Monday, August 4, 2008

"No Seats" on the F Train Commuting with Children ?

Reading the blogs and news articles today I saw the posts about the MTA's planned pilot program to put into service subway cars with folding seats but to lock those seats in the up position during rush hours to create more space for additional riders.

My very first thoughts were for the safety of my children, ages 4 and 6, as they commute to public school in Manhattan from Roosevelt Island. If it was not for the generousity of strangers giving my 4 year old a seat I swear she may have been crushed in some of the subway cars we have had to enter so she would not be late to school.

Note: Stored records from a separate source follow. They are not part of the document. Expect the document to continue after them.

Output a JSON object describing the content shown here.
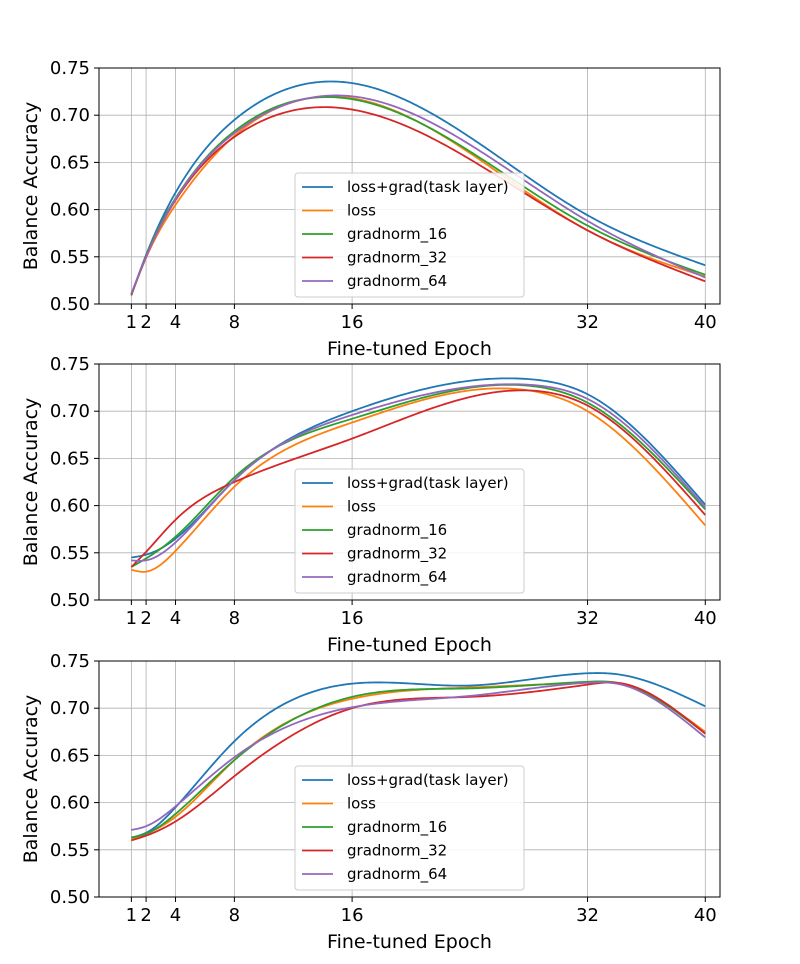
{
  "figure": {
    "colors": {
      "loss+grad(task layer)": "#1f77b4",
      "loss": "#ff7f0e",
      "gradnorm_16": "#2ca02c",
      "gradnorm_32": "#d62728",
      "gradnorm_64": "#9467bd"
    }
  },
  "chart_data": [
    {
      "type": "line",
      "title": "",
      "xlabel": "Fine-tuned Epoch",
      "ylabel": "Balance Accuracy",
      "xlim": [
        -1.2,
        41.0
      ],
      "ylim": [
        0.5,
        0.75
      ],
      "xticks": [
        1,
        2,
        4,
        8,
        16,
        32,
        40
      ],
      "xtick_labels": [
        "1",
        "2",
        "4",
        "8",
        "16",
        "32",
        "40"
      ],
      "yticks": [
        0.5,
        0.55,
        0.6,
        0.65,
        0.7,
        0.75
      ],
      "ytick_labels": [
        "0.50",
        "0.55",
        "0.60",
        "0.65",
        "0.70",
        "0.75"
      ],
      "grid": true,
      "legend_position": "lower-center",
      "x": [
        1,
        2,
        4,
        8,
        16,
        32,
        40
      ],
      "series": [
        {
          "name": "loss+grad(task layer)",
          "values": [
            0.51,
            0.552,
            0.618,
            0.695,
            0.734,
            0.594,
            0.541
          ]
        },
        {
          "name": "loss",
          "values": [
            0.51,
            0.549,
            0.605,
            0.678,
            0.718,
            0.578,
            0.529
          ]
        },
        {
          "name": "gradnorm_16",
          "values": [
            0.509,
            0.551,
            0.612,
            0.683,
            0.717,
            0.583,
            0.531
          ]
        },
        {
          "name": "gradnorm_32",
          "values": [
            0.51,
            0.55,
            0.61,
            0.677,
            0.706,
            0.578,
            0.524
          ]
        },
        {
          "name": "gradnorm_64",
          "values": [
            0.511,
            0.55,
            0.611,
            0.681,
            0.72,
            0.588,
            0.528
          ]
        }
      ]
    },
    {
      "type": "line",
      "title": "",
      "xlabel": "Fine-tuned Epoch",
      "ylabel": "Balance Accuracy",
      "xlim": [
        -1.2,
        41.0
      ],
      "ylim": [
        0.5,
        0.75
      ],
      "xticks": [
        1,
        2,
        4,
        8,
        16,
        32,
        40
      ],
      "xtick_labels": [
        "1",
        "2",
        "4",
        "8",
        "16",
        "32",
        "40"
      ],
      "yticks": [
        0.5,
        0.55,
        0.6,
        0.65,
        0.7,
        0.75
      ],
      "ytick_labels": [
        "0.50",
        "0.55",
        "0.60",
        "0.65",
        "0.70",
        "0.75"
      ],
      "grid": true,
      "legend_position": "lower-center",
      "x": [
        1,
        2,
        4,
        8,
        16,
        28,
        32,
        40
      ],
      "series": [
        {
          "name": "loss+grad(task layer)",
          "values": [
            0.545,
            0.548,
            0.565,
            0.627,
            0.7,
            0.734,
            0.718,
            0.601
          ]
        },
        {
          "name": "loss",
          "values": [
            0.532,
            0.53,
            0.552,
            0.62,
            0.688,
            0.722,
            0.7,
            0.579
          ]
        },
        {
          "name": "gradnorm_16",
          "values": [
            0.535,
            0.544,
            0.567,
            0.63,
            0.692,
            0.727,
            0.709,
            0.596
          ]
        },
        {
          "name": "gradnorm_32",
          "values": [
            0.535,
            0.551,
            0.585,
            0.625,
            0.671,
            0.722,
            0.706,
            0.59
          ]
        },
        {
          "name": "gradnorm_64",
          "values": [
            0.542,
            0.542,
            0.561,
            0.627,
            0.696,
            0.728,
            0.713,
            0.598
          ]
        }
      ]
    },
    {
      "type": "line",
      "title": "",
      "xlabel": "Fine-tuned Epoch",
      "ylabel": "Balance Accuracy",
      "xlim": [
        -1.2,
        41.0
      ],
      "ylim": [
        0.5,
        0.75
      ],
      "xticks": [
        1,
        2,
        4,
        8,
        16,
        32,
        40
      ],
      "xtick_labels": [
        "1",
        "2",
        "4",
        "8",
        "16",
        "32",
        "40"
      ],
      "yticks": [
        0.5,
        0.55,
        0.6,
        0.65,
        0.7,
        0.75
      ],
      "ytick_labels": [
        "0.50",
        "0.55",
        "0.60",
        "0.65",
        "0.70",
        "0.75"
      ],
      "grid": true,
      "legend_position": "lower-center",
      "x": [
        1,
        2,
        4,
        8,
        16,
        24,
        32,
        34,
        40
      ],
      "series": [
        {
          "name": "loss+grad(task layer)",
          "values": [
            0.563,
            0.568,
            0.595,
            0.665,
            0.726,
            0.724,
            0.737,
            0.736,
            0.702
          ]
        },
        {
          "name": "loss",
          "values": [
            0.562,
            0.567,
            0.585,
            0.645,
            0.71,
            0.722,
            0.727,
            0.726,
            0.675
          ]
        },
        {
          "name": "gradnorm_16",
          "values": [
            0.563,
            0.567,
            0.588,
            0.645,
            0.712,
            0.721,
            0.728,
            0.727,
            0.673
          ]
        },
        {
          "name": "gradnorm_32",
          "values": [
            0.56,
            0.565,
            0.58,
            0.628,
            0.7,
            0.712,
            0.725,
            0.727,
            0.673
          ]
        },
        {
          "name": "gradnorm_64",
          "values": [
            0.571,
            0.575,
            0.596,
            0.648,
            0.701,
            0.713,
            0.727,
            0.726,
            0.669
          ]
        }
      ]
    }
  ]
}
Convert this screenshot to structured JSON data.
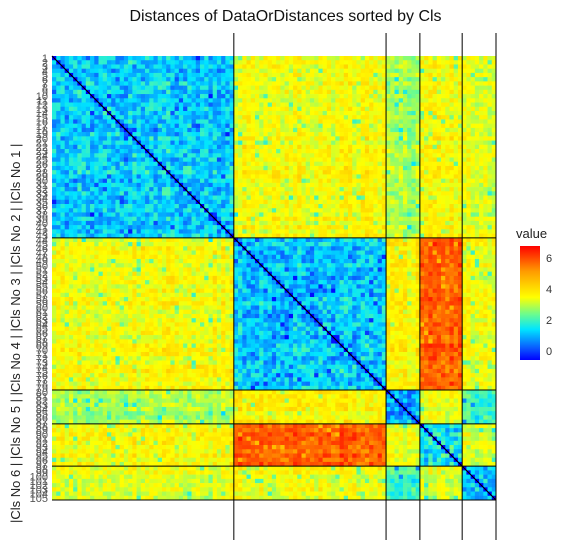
{
  "chart_data": {
    "type": "heatmap",
    "title": "Distances of DataOrDistances sorted by Cls",
    "ylabel": "|Cls No 6 | |Cls No 5 | |Cls No 4 | |Cls No 3 | |Cls No 2 | |Cls No 1 |",
    "legend_title": "value",
    "legend_ticks": [
      "6",
      "4",
      "2",
      "0"
    ],
    "value_range": [
      0,
      7.3
    ],
    "cluster_boundaries": [
      0,
      0.406,
      0.754,
      0.833,
      0.92,
      1.0
    ],
    "cluster_mean_distance": [
      [
        1.8,
        4.0,
        3.3,
        4.0,
        3.8,
        3.6
      ],
      [
        4.0,
        1.7,
        4.2,
        6.2,
        4.0,
        4.4
      ],
      [
        3.3,
        4.2,
        1.5,
        3.9,
        2.6,
        3.4
      ],
      [
        4.0,
        6.2,
        3.9,
        2.1,
        3.8,
        3.6
      ],
      [
        3.8,
        4.0,
        2.6,
        3.8,
        1.8,
        3.0
      ],
      [
        3.6,
        4.4,
        3.4,
        3.6,
        3.0,
        2.2
      ]
    ],
    "colorscale": [
      "#0000ff",
      "#00cfff",
      "#5dfc9a",
      "#ffff00",
      "#ff8c00",
      "#ff0000"
    ]
  }
}
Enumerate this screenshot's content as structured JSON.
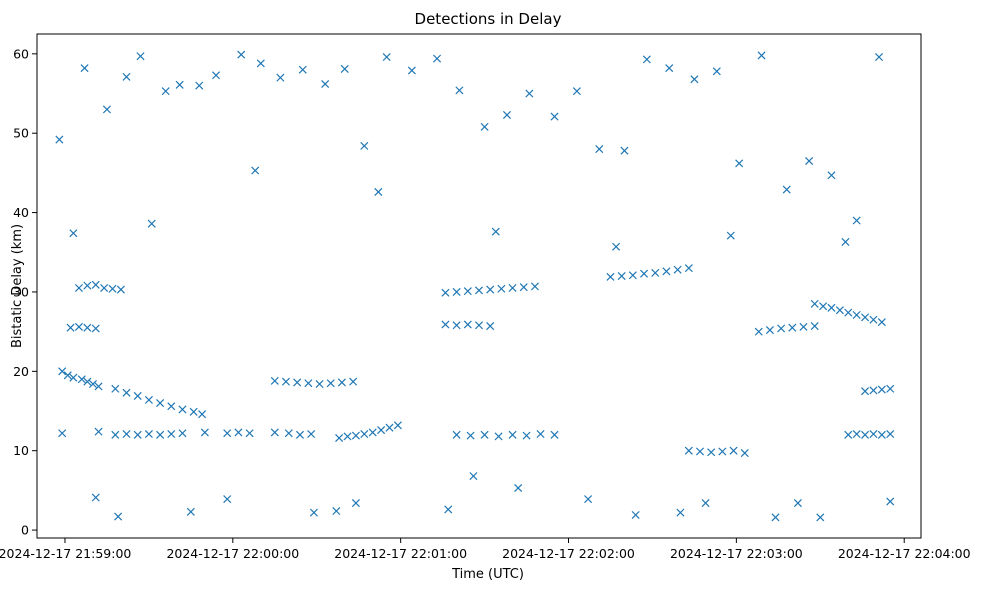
{
  "chart_data": {
    "type": "scatter",
    "title": "Detections in Delay",
    "xlabel": "Time (UTC)",
    "ylabel": "Bistatic Delay (km)",
    "marker": "x",
    "color": "#1f77b4",
    "grid": false,
    "x_unit": "UTC time",
    "xlim": [
      "2024-12-17 21:58:50",
      "2024-12-17 22:04:06"
    ],
    "ylim": [
      -1,
      62.5
    ],
    "x_ticks": [
      "2024-12-17 21:59:00",
      "2024-12-17 22:00:00",
      "2024-12-17 22:01:00",
      "2024-12-17 22:02:00",
      "2024-12-17 22:03:00",
      "2024-12-17 22:04:00"
    ],
    "x_tick_labels": [
      "2024-12-17 21:59:00",
      "2024-12-17 22:00:00",
      "2024-12-17 22:01:00",
      "2024-12-17 22:02:00",
      "2024-12-17 22:03:00",
      "2024-12-17 22:04:00"
    ],
    "y_ticks": [
      0,
      10,
      20,
      30,
      40,
      50,
      60
    ],
    "y_tick_labels": [
      "0",
      "10",
      "20",
      "30",
      "40",
      "50",
      "60"
    ],
    "tracks": [
      {
        "x": [
          "2024-12-17 21:58:59",
          "2024-12-17 21:59:01",
          "2024-12-17 21:59:03",
          "2024-12-17 21:59:06",
          "2024-12-17 21:59:08",
          "2024-12-17 21:59:10",
          "2024-12-17 21:59:12"
        ],
        "y": [
          20.0,
          19.5,
          19.2,
          19.0,
          18.7,
          18.4,
          18.1
        ]
      },
      {
        "x": [
          "2024-12-17 21:59:18",
          "2024-12-17 21:59:22",
          "2024-12-17 21:59:26",
          "2024-12-17 21:59:30",
          "2024-12-17 21:59:34",
          "2024-12-17 21:59:38",
          "2024-12-17 21:59:42",
          "2024-12-17 21:59:46",
          "2024-12-17 21:59:49"
        ],
        "y": [
          17.8,
          17.3,
          16.9,
          16.4,
          16.0,
          15.6,
          15.2,
          14.9,
          14.6
        ]
      },
      {
        "x": [
          "2024-12-17 21:58:59",
          "2024-12-17 21:59:12",
          "2024-12-17 21:59:18",
          "2024-12-17 21:59:22",
          "2024-12-17 21:59:26",
          "2024-12-17 21:59:30",
          "2024-12-17 21:59:34",
          "2024-12-17 21:59:38",
          "2024-12-17 21:59:42",
          "2024-12-17 21:59:50",
          "2024-12-17 21:59:58",
          "2024-12-17 22:00:02",
          "2024-12-17 22:00:06",
          "2024-12-17 22:00:15",
          "2024-12-17 22:00:20",
          "2024-12-17 22:00:24",
          "2024-12-17 22:00:28"
        ],
        "y": [
          12.2,
          12.4,
          12.0,
          12.1,
          12.0,
          12.1,
          12.0,
          12.1,
          12.2,
          12.3,
          12.2,
          12.3,
          12.2,
          12.3,
          12.2,
          12.0,
          12.1
        ]
      },
      {
        "x": [
          "2024-12-17 21:59:05",
          "2024-12-17 21:59:08",
          "2024-12-17 21:59:11",
          "2024-12-17 21:59:14",
          "2024-12-17 21:59:17",
          "2024-12-17 21:59:20"
        ],
        "y": [
          30.5,
          30.8,
          30.9,
          30.5,
          30.4,
          30.3
        ]
      },
      {
        "x": [
          "2024-12-17 21:59:02",
          "2024-12-17 21:59:05",
          "2024-12-17 21:59:08",
          "2024-12-17 21:59:11"
        ],
        "y": [
          25.5,
          25.6,
          25.5,
          25.4
        ]
      },
      {
        "x": [
          "2024-12-17 22:00:15",
          "2024-12-17 22:00:19",
          "2024-12-17 22:00:23",
          "2024-12-17 22:00:27",
          "2024-12-17 22:00:31",
          "2024-12-17 22:00:35",
          "2024-12-17 22:00:39",
          "2024-12-17 22:00:43"
        ],
        "y": [
          18.8,
          18.7,
          18.6,
          18.5,
          18.4,
          18.5,
          18.6,
          18.7
        ]
      },
      {
        "x": [
          "2024-12-17 22:00:38",
          "2024-12-17 22:00:41",
          "2024-12-17 22:00:44",
          "2024-12-17 22:00:47",
          "2024-12-17 22:00:50",
          "2024-12-17 22:00:53",
          "2024-12-17 22:00:56",
          "2024-12-17 22:00:59"
        ],
        "y": [
          11.6,
          11.8,
          11.9,
          12.1,
          12.3,
          12.6,
          12.9,
          13.2
        ]
      },
      {
        "x": [
          "2024-12-17 22:01:16",
          "2024-12-17 22:01:20",
          "2024-12-17 22:01:24",
          "2024-12-17 22:01:28",
          "2024-12-17 22:01:32",
          "2024-12-17 22:01:36",
          "2024-12-17 22:01:40",
          "2024-12-17 22:01:44",
          "2024-12-17 22:01:48"
        ],
        "y": [
          29.9,
          30.0,
          30.1,
          30.2,
          30.3,
          30.4,
          30.5,
          30.6,
          30.7
        ]
      },
      {
        "x": [
          "2024-12-17 22:01:16",
          "2024-12-17 22:01:20",
          "2024-12-17 22:01:24",
          "2024-12-17 22:01:28",
          "2024-12-17 22:01:32"
        ],
        "y": [
          25.9,
          25.8,
          25.9,
          25.8,
          25.7
        ]
      },
      {
        "x": [
          "2024-12-17 22:01:20",
          "2024-12-17 22:01:25",
          "2024-12-17 22:01:30",
          "2024-12-17 22:01:35",
          "2024-12-17 22:01:40",
          "2024-12-17 22:01:45",
          "2024-12-17 22:01:50",
          "2024-12-17 22:01:55"
        ],
        "y": [
          12.0,
          11.9,
          12.0,
          11.8,
          12.0,
          11.9,
          12.1,
          12.0
        ]
      },
      {
        "x": [
          "2024-12-17 22:02:15",
          "2024-12-17 22:02:19",
          "2024-12-17 22:02:23",
          "2024-12-17 22:02:27",
          "2024-12-17 22:02:31",
          "2024-12-17 22:02:35",
          "2024-12-17 22:02:39",
          "2024-12-17 22:02:43"
        ],
        "y": [
          31.9,
          32.0,
          32.1,
          32.3,
          32.4,
          32.6,
          32.8,
          33.0
        ]
      },
      {
        "x": [
          "2024-12-17 22:02:43",
          "2024-12-17 22:02:47",
          "2024-12-17 22:02:51",
          "2024-12-17 22:02:55",
          "2024-12-17 22:02:59",
          "2024-12-17 22:03:03"
        ],
        "y": [
          10.0,
          9.9,
          9.8,
          9.9,
          10.0,
          9.7
        ]
      },
      {
        "x": [
          "2024-12-17 22:03:08",
          "2024-12-17 22:03:12",
          "2024-12-17 22:03:16",
          "2024-12-17 22:03:20",
          "2024-12-17 22:03:24",
          "2024-12-17 22:03:28"
        ],
        "y": [
          25.0,
          25.2,
          25.4,
          25.5,
          25.6,
          25.7
        ]
      },
      {
        "x": [
          "2024-12-17 22:03:28",
          "2024-12-17 22:03:31",
          "2024-12-17 22:03:34",
          "2024-12-17 22:03:37",
          "2024-12-17 22:03:40",
          "2024-12-17 22:03:43",
          "2024-12-17 22:03:46",
          "2024-12-17 22:03:49",
          "2024-12-17 22:03:52"
        ],
        "y": [
          28.5,
          28.2,
          28.0,
          27.7,
          27.4,
          27.1,
          26.8,
          26.5,
          26.2
        ]
      },
      {
        "x": [
          "2024-12-17 22:03:40",
          "2024-12-17 22:03:43",
          "2024-12-17 22:03:46",
          "2024-12-17 22:03:49",
          "2024-12-17 22:03:52",
          "2024-12-17 22:03:55"
        ],
        "y": [
          12.0,
          12.1,
          12.0,
          12.1,
          12.0,
          12.1
        ]
      },
      {
        "x": [
          "2024-12-17 22:03:46",
          "2024-12-17 22:03:49",
          "2024-12-17 22:03:52",
          "2024-12-17 22:03:55"
        ],
        "y": [
          17.5,
          17.6,
          17.7,
          17.8
        ]
      }
    ],
    "scattered": {
      "x": [
        "2024-12-17 21:58:58",
        "2024-12-17 21:59:07",
        "2024-12-17 21:59:15",
        "2024-12-17 21:59:22",
        "2024-12-17 21:59:27",
        "2024-12-17 21:59:36",
        "2024-12-17 21:59:41",
        "2024-12-17 21:59:48",
        "2024-12-17 21:59:54",
        "2024-12-17 22:00:03",
        "2024-12-17 22:00:10",
        "2024-12-17 22:00:17",
        "2024-12-17 22:00:25",
        "2024-12-17 22:00:33",
        "2024-12-17 22:00:40",
        "2024-12-17 22:00:47",
        "2024-12-17 22:00:55",
        "2024-12-17 22:01:04",
        "2024-12-17 22:01:13",
        "2024-12-17 22:01:21",
        "2024-12-17 22:01:30",
        "2024-12-17 22:01:38",
        "2024-12-17 22:01:46",
        "2024-12-17 22:01:55",
        "2024-12-17 22:02:03",
        "2024-12-17 22:02:11",
        "2024-12-17 22:02:20",
        "2024-12-17 22:02:28",
        "2024-12-17 22:02:36",
        "2024-12-17 22:02:45",
        "2024-12-17 22:02:53",
        "2024-12-17 22:03:01",
        "2024-12-17 22:03:09",
        "2024-12-17 22:03:18",
        "2024-12-17 22:03:26",
        "2024-12-17 22:03:34",
        "2024-12-17 22:03:43",
        "2024-12-17 22:03:51",
        "2024-12-17 21:59:03",
        "2024-12-17 21:59:31",
        "2024-12-17 22:00:08",
        "2024-12-17 22:00:52",
        "2024-12-17 22:01:34",
        "2024-12-17 22:02:17",
        "2024-12-17 22:02:58",
        "2024-12-17 22:03:39",
        "2024-12-17 21:59:11",
        "2024-12-17 21:59:58",
        "2024-12-17 22:00:44",
        "2024-12-17 22:01:26",
        "2024-12-17 22:02:07",
        "2024-12-17 22:02:49",
        "2024-12-17 22:03:30",
        "2024-12-17 21:59:19",
        "2024-12-17 22:00:29",
        "2024-12-17 22:01:42",
        "2024-12-17 22:02:40",
        "2024-12-17 22:03:22",
        "2024-12-17 21:59:45",
        "2024-12-17 22:00:37",
        "2024-12-17 22:01:17",
        "2024-12-17 22:02:24",
        "2024-12-17 22:03:14",
        "2024-12-17 22:03:55"
      ],
      "y": [
        49.2,
        58.2,
        53.0,
        57.1,
        59.7,
        55.3,
        56.1,
        56.0,
        57.3,
        59.9,
        58.8,
        57.0,
        58.0,
        56.2,
        58.1,
        48.4,
        59.6,
        57.9,
        59.4,
        55.4,
        50.8,
        52.3,
        55.0,
        52.1,
        55.3,
        48.0,
        47.8,
        59.3,
        58.2,
        56.8,
        57.8,
        46.2,
        59.8,
        42.9,
        46.5,
        44.7,
        39.0,
        59.6,
        37.4,
        38.6,
        45.3,
        42.6,
        37.6,
        35.7,
        37.1,
        36.3,
        4.1,
        3.9,
        3.4,
        6.8,
        3.9,
        3.4,
        1.6,
        1.7,
        2.2,
        5.3,
        2.2,
        3.4,
        2.3,
        2.4,
        2.6,
        1.9,
        1.6,
        3.6
      ]
    }
  }
}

It this pilot program is put into actual practice we will be leaving even earlier and /or letting more trains go by as it would not be worth subjecting a child to such craziness day after day.

Generally even if she stands the passengers are cognizant of a child's presence and give them space but sometimes this is not the case.

I can understand what the MTA is trying to determine by such a program but for the sake of small children, pregnant women, the elderly and the infirmed this is simply not a good idea.


  1. It's hard enough to use the subway system with children - no elevators at most subway stops, you're supposed to fold your stroller (try that with two kids under the age of 3) and commuter crushes to even get on the trains. I do understand the idea behind what the MTA is trying to do - jam more folk in on trains but I don't think this is the solution.

  2. The MTA cannot safely put more trains on the F tracks either. So, what is the MTA supposed to do?

    I've been commuting with my children using the subway ever since preschool, i.e. we started at the age of 3 (w/o stroller). For some reason it was never really as bad as some people make it sound like. Sure, at times we had to let a few trains pass by but there is always one that arrives relatively empty.

    Getting a seat has never been a real problem either because most folks in the very first car get out at the next stop and most everybody else at Rockefeller Center.

  3. Children should be giving up seats to adults, not the other way around.

    If your stroller is your problem, get a smaller stroller and/or carry your child. There is no reason to use a stroller that dwarfs an SUV.

  4. To anonymous poster above with SUV stroller comment -

    When you are 9 months pregnant with a child under the age of 2, you try folding a stroller, holding a child and getting on a train. As an adult I get crushed on the train a lot of times - imagine as a child of 6 how that would feel. The SUV type strollers are very useful on the crappy NYC streets truthfully. And also shielding your child from people cross-checking you. But then again, you probably think we breeders should all move to the burbs.

  5. To anonymous poster above:

    Is an SUV stroller "useful"? Yes, I'll grant you that. Is it necessary? No. Get a smaller stroller that can be folded, get a diaper bag, and get a carrier for your child. Have some consideration for your fellow subway riders.

  6. To the 4:59pm poster: "Children should be giving up seats to adults, not the other way around." I agree with you if this is about teenagers but kids in preschool and early elementary school age are not able to stand and hold on safely in a moving subway.

    The 10:11am posting sounds like somebody who does not have small children and is just p!ssed that he has to be considerate to others. I am very sure he is one of the able bodied folks that cut into the elevator, too.

  7. When I was 4 years old, I went to a nursery school program for a few hours a day. Four-year-olds don't belong on the subway going to public school.

  8. "Four-year-olds don't belong on the subway going to public school."

    If I had a choice (i.e. at least one parent would stay at home AND the neighborhood nursery school is good enough) I would not commute with my 4yo to preschool. Unfortunately, we both work, do not want to pay a nanny or some such to do pick up and/or drop off, and therefore send our children to the preschool that's closer to where we work.

    Speaking of public schools. If the zoned school would be decent enough or there was a yellow school bus picking up kids from RI to all kinds of schools in Manhattan I would not let my children commute to public school. Unfortunately, PS 217 is not really good and historically there has not been busing because of mile restrictions. This is supposed to get better for next school year, though.